Na Barrosa geralmente cai tb alguma coisa sempre que as temperaturas se justificam. Uma vez lá em cima no radar da antena passei de carro aquando de uma forte descida de temperatura e apanhei um bom saraivão que nas localidades mais baixas foi líquida 

Ficas com a Barrosa que eu fico com o Pico da Vara e restante Tronqueira


----------



## MiguelMinhoto (24 Fev 2010 às 16:20)

S.Miguel-Azores disse:


> Claro que sim
> 
> Quando cai granizo por aqui fico sempre atento e por experiência sei que cai alguma coisa lá em cima ainda que pequena, mas ela cai!  ... pena é por vezes as malditas nuvens não deixarem ver nada.
> 
> ...



certissimo


----------



## belem (24 Fev 2010 às 18:07)

S.Miguel-Azores disse:


> Claro que sim
> 
> Quando cai granizo por aqui fico sempre atento e por experiência sei que cai alguma coisa lá em cima ainda que pequena, mas ela cai!  ... pena é por vezes as malditas nuvens não deixarem ver nada.
> 
> ...




Se vires algum priôlo, diz qualquer coisa !


----------



## actioman (24 Fev 2010 às 19:53)

Não sei se serão cotas tão baixa, infelizmente o grande Atlântico está ai a fazer-se notar, mas espero sinceramente que haja surpresas e que os membros açorianos nos brindem com muitos relatos e registos! Eu irei seguir o episódio o mais atento possível! 

Venha a NEVE!!!!

PS- Não se esqueçam de tirar umas fotos!


----------



## S.Miguel-Azores (24 Fev 2010 às 22:04)

É verdade. Até sábado teremos granizo e trovoada.

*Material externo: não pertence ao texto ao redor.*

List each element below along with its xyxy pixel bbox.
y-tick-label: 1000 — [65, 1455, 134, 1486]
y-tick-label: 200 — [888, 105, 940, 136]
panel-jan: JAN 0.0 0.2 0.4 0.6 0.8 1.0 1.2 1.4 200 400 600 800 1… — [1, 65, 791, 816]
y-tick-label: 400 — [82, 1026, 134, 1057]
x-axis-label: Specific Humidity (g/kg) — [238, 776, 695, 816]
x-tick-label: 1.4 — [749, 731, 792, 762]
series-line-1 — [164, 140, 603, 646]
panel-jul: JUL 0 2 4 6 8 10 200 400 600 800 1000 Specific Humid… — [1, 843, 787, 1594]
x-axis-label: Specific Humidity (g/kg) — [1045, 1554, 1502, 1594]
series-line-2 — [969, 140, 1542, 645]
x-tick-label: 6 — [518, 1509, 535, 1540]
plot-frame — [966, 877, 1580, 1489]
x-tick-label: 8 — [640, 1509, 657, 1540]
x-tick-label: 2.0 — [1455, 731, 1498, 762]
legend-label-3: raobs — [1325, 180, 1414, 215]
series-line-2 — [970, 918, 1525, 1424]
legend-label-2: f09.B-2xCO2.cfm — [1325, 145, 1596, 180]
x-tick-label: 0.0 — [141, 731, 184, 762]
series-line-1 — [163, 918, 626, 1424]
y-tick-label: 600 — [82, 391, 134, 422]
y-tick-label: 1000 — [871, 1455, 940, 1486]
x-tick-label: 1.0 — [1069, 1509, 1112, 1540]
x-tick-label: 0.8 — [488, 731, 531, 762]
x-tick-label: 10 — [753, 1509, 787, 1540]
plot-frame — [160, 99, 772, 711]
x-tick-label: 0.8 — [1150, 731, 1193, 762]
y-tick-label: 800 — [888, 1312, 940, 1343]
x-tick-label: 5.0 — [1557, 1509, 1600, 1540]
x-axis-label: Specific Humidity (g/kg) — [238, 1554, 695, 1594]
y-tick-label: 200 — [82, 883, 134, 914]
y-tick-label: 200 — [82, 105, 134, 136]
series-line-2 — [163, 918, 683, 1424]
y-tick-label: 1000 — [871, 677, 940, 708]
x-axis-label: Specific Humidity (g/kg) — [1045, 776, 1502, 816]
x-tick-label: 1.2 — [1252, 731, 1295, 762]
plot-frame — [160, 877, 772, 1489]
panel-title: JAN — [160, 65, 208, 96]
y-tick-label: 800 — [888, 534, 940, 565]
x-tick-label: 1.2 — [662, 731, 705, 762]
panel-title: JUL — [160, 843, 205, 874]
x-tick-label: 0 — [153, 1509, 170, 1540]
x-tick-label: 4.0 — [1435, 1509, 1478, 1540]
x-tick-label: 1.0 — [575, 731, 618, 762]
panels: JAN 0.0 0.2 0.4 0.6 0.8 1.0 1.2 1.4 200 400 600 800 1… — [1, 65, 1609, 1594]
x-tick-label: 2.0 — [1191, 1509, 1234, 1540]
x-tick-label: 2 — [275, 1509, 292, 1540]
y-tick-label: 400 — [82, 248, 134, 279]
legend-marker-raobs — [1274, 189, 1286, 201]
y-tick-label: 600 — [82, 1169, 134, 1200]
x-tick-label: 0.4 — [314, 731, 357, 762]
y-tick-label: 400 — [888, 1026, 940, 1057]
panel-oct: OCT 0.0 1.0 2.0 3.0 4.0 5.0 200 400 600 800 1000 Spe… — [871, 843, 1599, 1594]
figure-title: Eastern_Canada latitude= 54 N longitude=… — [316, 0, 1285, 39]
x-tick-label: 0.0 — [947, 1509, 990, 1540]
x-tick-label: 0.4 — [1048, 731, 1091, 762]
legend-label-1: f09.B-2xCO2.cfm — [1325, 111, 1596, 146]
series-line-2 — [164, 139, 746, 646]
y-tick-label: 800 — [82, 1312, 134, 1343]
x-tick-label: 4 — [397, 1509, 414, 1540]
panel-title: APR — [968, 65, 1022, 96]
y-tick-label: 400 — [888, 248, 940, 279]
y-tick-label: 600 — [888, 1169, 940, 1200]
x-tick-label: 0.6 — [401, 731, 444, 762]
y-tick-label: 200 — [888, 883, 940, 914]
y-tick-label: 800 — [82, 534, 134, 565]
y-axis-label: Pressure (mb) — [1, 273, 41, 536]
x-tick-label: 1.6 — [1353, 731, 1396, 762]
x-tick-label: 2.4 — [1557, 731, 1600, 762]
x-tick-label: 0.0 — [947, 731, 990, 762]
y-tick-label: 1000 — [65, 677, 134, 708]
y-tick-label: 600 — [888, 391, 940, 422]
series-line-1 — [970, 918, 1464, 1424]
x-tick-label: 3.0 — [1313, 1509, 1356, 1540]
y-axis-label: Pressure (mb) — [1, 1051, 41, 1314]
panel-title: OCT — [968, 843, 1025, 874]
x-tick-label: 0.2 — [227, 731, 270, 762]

Belém não sei se será assim tão fácil visualizar o Priôlo, até porque geralmente quando há mau tempo as aves escondem-se em buracos de troncos de árvores  

Vamos lá ver nessa guerra entre frio e amenidade atlântica quem leva a melhor


----------



## Hazores (24 Fev 2010 às 22:19)

aposto no atlantico, infelizmente


----------



## MiguelMinhoto (24 Fev 2010 às 22:43)

Amigos! Vamos manter a esperança, as cotas ainda estão bem baixas para sábado. Tudo será possivel, nem que seja água-neve no topo das montanhas.


----------



## belem (24 Fev 2010 às 23:16)

S.Miguel-Azores disse:


> É verdade. Até sábado teremos granizo e trovoada.
> 
> Belém não sei se será assim tão fácil visualizar o Priôlo, até porque geralmente quando há mau tempo as aves escondem-se em buracos de troncos de árvores
> 
> Vamos lá ver nessa guerra entre frio e amenidade atlântica quem leva a melhor




Não sei onde os priôlos se escondem quando faz mau tempo ( é possível que os troncos ocos por vezes sirvam de abrigo), porque isso varia muito de ave para ave, mas se vires algum, já seria muito bom!
Para não fugir tanto à questão do tópico, apenas acho que só no momento iremos ter a resposta ( mas sem dúvida é uma situação interessante).


----------



## S.Miguel-Azores (24 Fev 2010 às 23:36)

belem disse:


> Não sei onde os priôlos se escondem quando faz mau tempo ( é possível que os troncos ocos por vezes sirvam de abrigo), porque isso varia muito de ave para ave, mas se vires algum, já seria muito bom!
> Para não fugir tanto à questão do tópico, apenas acho que só no momento iremos ter a resposta ( mas sem dúvida é uma situação interessante).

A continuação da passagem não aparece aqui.